Высунулся из окна и кинул ветку вниз. Она падала почти отвесно, тяжело, и только отдельные лепестки с перезрелых цветов отрывались на лету и медленными красноватыми каплями кружились в воздухе.
Глухо, как тряпка, с мокрым шлепком, шмякнулась на асфальт. И казалась сверху просто грязным черным пятном на сером асфальте.

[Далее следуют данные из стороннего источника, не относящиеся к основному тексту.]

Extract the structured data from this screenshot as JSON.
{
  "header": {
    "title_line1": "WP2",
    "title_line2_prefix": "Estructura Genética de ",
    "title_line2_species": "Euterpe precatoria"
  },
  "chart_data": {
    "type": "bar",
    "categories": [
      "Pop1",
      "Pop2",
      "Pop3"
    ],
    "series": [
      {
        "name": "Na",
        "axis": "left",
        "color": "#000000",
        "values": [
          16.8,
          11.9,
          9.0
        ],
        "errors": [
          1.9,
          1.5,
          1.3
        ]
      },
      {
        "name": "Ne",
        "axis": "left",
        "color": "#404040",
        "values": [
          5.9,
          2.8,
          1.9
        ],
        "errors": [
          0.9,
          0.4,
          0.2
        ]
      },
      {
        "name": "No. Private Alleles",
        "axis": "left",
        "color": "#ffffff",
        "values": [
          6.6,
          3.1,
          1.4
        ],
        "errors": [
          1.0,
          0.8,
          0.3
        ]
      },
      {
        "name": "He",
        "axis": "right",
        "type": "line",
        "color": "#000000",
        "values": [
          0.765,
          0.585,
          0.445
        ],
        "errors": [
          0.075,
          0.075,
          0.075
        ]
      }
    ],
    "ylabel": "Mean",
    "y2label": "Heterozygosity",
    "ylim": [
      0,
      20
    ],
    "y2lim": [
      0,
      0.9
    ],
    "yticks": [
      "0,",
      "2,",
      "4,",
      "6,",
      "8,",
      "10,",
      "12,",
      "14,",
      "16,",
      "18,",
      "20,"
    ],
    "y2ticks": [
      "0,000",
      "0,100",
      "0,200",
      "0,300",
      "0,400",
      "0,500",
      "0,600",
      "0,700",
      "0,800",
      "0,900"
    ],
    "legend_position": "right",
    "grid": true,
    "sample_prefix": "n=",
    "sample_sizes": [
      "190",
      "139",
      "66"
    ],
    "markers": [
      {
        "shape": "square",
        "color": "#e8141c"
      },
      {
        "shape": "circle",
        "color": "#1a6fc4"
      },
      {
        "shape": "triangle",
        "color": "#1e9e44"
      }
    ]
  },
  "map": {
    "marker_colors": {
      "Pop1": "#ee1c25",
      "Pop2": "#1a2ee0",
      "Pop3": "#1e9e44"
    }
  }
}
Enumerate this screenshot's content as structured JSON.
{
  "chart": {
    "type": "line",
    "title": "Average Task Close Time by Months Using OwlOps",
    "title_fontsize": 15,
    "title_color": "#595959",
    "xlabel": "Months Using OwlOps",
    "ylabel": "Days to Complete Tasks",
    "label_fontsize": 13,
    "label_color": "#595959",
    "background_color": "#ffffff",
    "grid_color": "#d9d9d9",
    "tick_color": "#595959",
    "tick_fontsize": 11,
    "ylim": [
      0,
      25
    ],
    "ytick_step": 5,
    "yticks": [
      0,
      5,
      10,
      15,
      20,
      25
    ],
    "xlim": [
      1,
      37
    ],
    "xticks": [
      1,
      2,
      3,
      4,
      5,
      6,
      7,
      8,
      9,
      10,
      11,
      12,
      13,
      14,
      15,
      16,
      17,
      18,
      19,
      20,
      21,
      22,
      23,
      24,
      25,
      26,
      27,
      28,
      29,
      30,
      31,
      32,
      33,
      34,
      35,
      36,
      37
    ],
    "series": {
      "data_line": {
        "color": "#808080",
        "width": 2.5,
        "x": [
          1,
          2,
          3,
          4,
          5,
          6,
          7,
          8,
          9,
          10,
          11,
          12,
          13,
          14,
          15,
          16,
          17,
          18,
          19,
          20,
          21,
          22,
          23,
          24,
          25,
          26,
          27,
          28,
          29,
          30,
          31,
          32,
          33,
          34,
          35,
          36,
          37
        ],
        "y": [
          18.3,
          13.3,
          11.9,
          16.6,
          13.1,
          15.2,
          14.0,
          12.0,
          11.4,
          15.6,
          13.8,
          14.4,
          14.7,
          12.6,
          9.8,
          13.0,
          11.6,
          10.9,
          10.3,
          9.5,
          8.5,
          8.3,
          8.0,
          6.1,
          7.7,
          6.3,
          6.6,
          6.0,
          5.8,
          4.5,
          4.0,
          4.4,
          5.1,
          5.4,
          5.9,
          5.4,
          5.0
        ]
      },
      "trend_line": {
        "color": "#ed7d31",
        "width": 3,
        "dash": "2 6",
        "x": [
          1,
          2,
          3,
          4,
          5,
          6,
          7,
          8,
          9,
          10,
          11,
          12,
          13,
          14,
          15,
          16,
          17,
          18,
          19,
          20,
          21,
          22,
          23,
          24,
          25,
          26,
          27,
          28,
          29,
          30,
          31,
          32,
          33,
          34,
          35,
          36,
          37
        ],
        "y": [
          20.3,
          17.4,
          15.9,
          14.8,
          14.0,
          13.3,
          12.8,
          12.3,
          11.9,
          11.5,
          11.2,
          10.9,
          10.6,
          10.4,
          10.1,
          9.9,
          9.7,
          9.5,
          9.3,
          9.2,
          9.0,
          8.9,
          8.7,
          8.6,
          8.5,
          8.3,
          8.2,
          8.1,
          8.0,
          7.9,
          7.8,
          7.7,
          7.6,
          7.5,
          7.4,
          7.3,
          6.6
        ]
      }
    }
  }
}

Прочь от воспоминаний! Прощай, память. Сладких тебе сновидений. Ула, я должен ехать. Долгое утро, медленные сборы. Сегодня – воскресный обед у моих стариков, обязательный, скучный, последний узкий мостик в семью, когда-то сплоченную, как кулак в ударе, а ныне растопырившуюся слабой пригоршней попрошайки у судьбы.
Неслышно притворил за собой дверь, еле слышно цокнул замок, я спустился на один этаж и оттуда вызвал лифт – я не хочу, чтобы тебя, Ула, разбудила гремящая коробка лифта, я берегу твой покой, Ула. Я берегу твой покой и боюсь грохочущего тормоза лифта, я боюсь кричащих во мне воспоминаний.
Боже, какой тяжкий дал ты нам крест – нашу память!
Качается кабина в темной шахте, гудят тонкие стенки, визжат над головой тросы – я стою в пластмассовой коробке, подогнув немного колени, упершись изо всех сил руками в дверь. Я уверен, что умру в оборвавшейся кабине лифта. Лопнет последняя нитка давно перетертого троса, и полетит вниз моя хрупкая скорлупка с воем и железным скрежетом, преследуемая чугунной чушкой противовеса.
Дурацкая фантазия! Этого не может быть. Тросы проверяют в первую очередь. Но все стали так плохо работать.
Растворяются двери, и я сразу же забываю о своем страхе. Пока снова не войду в лифт. Мы входим в свои воспоминания, как в лифт – ап! – захлопнулись дверцы, нажимайте кнопки лиц, времен, событий – поехали.
Я сел в незапертую машину и удивился, что за ночь ее всю не разворовали. Завел мотор, из ящика достал пачку мятых сигарет и с удовольствием, со вкусом жадно затянулся. Слушал гул прогреваемого мотора – чвакали и стучали разбитые поршни в изношенных цилиндрах, пронзительно свиристела помпа, маячили перед глазами раскачивающиеся стрелки приборов. Курил и думал о себе, и мысли эти были мне противны. Ибо со мной случилась беда – и виновата в ней тоже была Ула.
Я стал раздумывать в последнее время о смысле жизни. А это худшее, что может случиться у нас с человеком, поскольку с этого момента над ним начнет дымиться серый нимб обреченности.
Докурил, включил первую скорость и поехал тихонько со двора. У ворот остановился, отворил дверцу и посмотрел наверх – Ула стояла на балконе. Я высунулся и заорал: «Вечером приеду!» – и она помахала рукой.
Сейчас надо обязательно выпить. Я автоматически выруливал в направлении Садовой и медленно соображал, где можно в такую рань, да еще в выходной день, хлебнуть стакан-другой.
Те, кто задумался о смысле жизни, наверное, умирают в такие часы. Когда выпьешь – оно все-таки легче. А вообще-то – не факт.
Генка Шпаликов повесился в Переделкине на рассвете. На столе – полбутылки бормотухи, надкусанное яблоко и раскрытый том Флобера. Почему Флобера? Непонятно.
А Голубцов выстрелил в себя из охотничьего ружья вечером, часов в десять, магазины были закрыты, да и денег не было.
Манана Андронникова, безумная, отчаявшаяся, выбросилась ночью из окна и повисла, пронзенная насквозь флагштоком праздничного украшения в честь Международного женского дня.
И Юлик Файбишенко, талантливый беспутный босяк, весельчак и пьяница, удавился на своем ремне – в лесопосадке у железной дороги под Донецком. Я читал заключение – «…в полосе отчуждения железной дороги…» Как ты попал в полосу отчуждения под Донецком? Что ты там делал? Почему ты именно там понял, что никакого смысла нет, что все мы вялые похмельные ханурики? Ничего не разобрать – все сумеречно и мутно, как наши замусоренные искрученные души.